Wherever it occurs, the ransomware attack on a city or town government follows a familiar pattern.
An employee of the local government accidentally exposes the city's IT infrastructure to a hacker — maybe by clicking an email attachment that contains a virus or by providing authentication information like a password over email to someone posing as a coworker.
Once the hackers have broken in, they might encrypt the city's files or its entire computer system, and then demand a ransom through the untraceable Bitcoin cryptocurrency in exchange for reopening the city's badly needed computer access. In a worst-case scenario, this could leave the city without the ability to conduct its business by email and phone systems and access records and files.
Increasingly, city governments are considered prime targets for this type of attack. Once hackers have done their damage, the city is faced with difficult choices. Pay the ransom, which some cities do, or refuse the ransom and then rebuild from a backup if one is available, or for those without a backup, attempt to rebuild everything.

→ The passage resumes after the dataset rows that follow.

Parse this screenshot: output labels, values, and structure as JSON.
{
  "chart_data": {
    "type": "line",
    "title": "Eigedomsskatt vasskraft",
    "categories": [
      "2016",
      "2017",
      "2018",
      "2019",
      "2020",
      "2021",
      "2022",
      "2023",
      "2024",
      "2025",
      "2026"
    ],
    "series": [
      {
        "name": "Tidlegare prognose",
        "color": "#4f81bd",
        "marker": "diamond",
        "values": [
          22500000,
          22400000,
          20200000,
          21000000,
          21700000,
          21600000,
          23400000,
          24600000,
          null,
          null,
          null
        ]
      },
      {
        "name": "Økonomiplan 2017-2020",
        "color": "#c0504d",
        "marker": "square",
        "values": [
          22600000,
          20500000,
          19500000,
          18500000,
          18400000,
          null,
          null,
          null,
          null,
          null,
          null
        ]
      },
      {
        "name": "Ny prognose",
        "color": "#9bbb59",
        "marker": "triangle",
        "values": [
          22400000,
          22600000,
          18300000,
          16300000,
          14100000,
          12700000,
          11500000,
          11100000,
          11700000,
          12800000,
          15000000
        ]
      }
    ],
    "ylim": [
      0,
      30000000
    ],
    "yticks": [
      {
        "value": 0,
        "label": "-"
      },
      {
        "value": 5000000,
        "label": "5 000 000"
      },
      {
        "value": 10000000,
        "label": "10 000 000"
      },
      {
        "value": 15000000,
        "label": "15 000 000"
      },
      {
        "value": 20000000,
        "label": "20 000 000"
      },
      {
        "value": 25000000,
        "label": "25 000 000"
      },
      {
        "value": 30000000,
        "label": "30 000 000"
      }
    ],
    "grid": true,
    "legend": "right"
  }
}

The cost of the choices cities make can be high. In June, Atlanta Mayor Keisha Lance Bottoms testified to Congress about an attack that struck the City of Atlanta in early 2018, in which the hackers demanded $51,000 in bitcoins, and the city refused. By the time of Bottoms' testimony, Atlanta had spent $7.2 million on recovery costs, and the attack had wiped out, among other things, vast amounts of camera footage from police patrol cars.
Municipalities have steps they can take to help reduce the threat of a ransomware attack, beginning with staff training. Krystal Dailey, information technology manager for the Municipal Association of SC, often shares with the Association's staff examples of phishing attempts sent to someone on staff to illustrate the warning signs email users can detect.
For example, hackers can pull organizational information from a website, Facebook or Linkedin account to create an email address and signature that makes the message appear as though it is coming from a high-ranking member of the organization. The hacker, posing as that person, might provide a virus disguised as an attachment or make a request for personal or authentication information while using high-pressure language.
"There's always an urgency in the email that there's some kind of action required, so that puts you in a panic state," Dailey said.
Some other "red flags" she described include a failure to address the reader by name, as well as a large number of writing errors or typos.
Dailey pointed to backups as another valuable precaution. Data backups can be handled through an IT contractor, but if handled by the city itself, she said, should at least be offsite or in a physically separate location from where the primary copies of the city's data are stored.
"A municipality that has been hit but that has appropriate backups could be able to go back and restore its data in order to continue conducting its business," she said. "The sad fact, though, is that it would still cost you time and resources to get back up and running. A municipality that does not perform nightly backups, though, would have nothing it could turn to."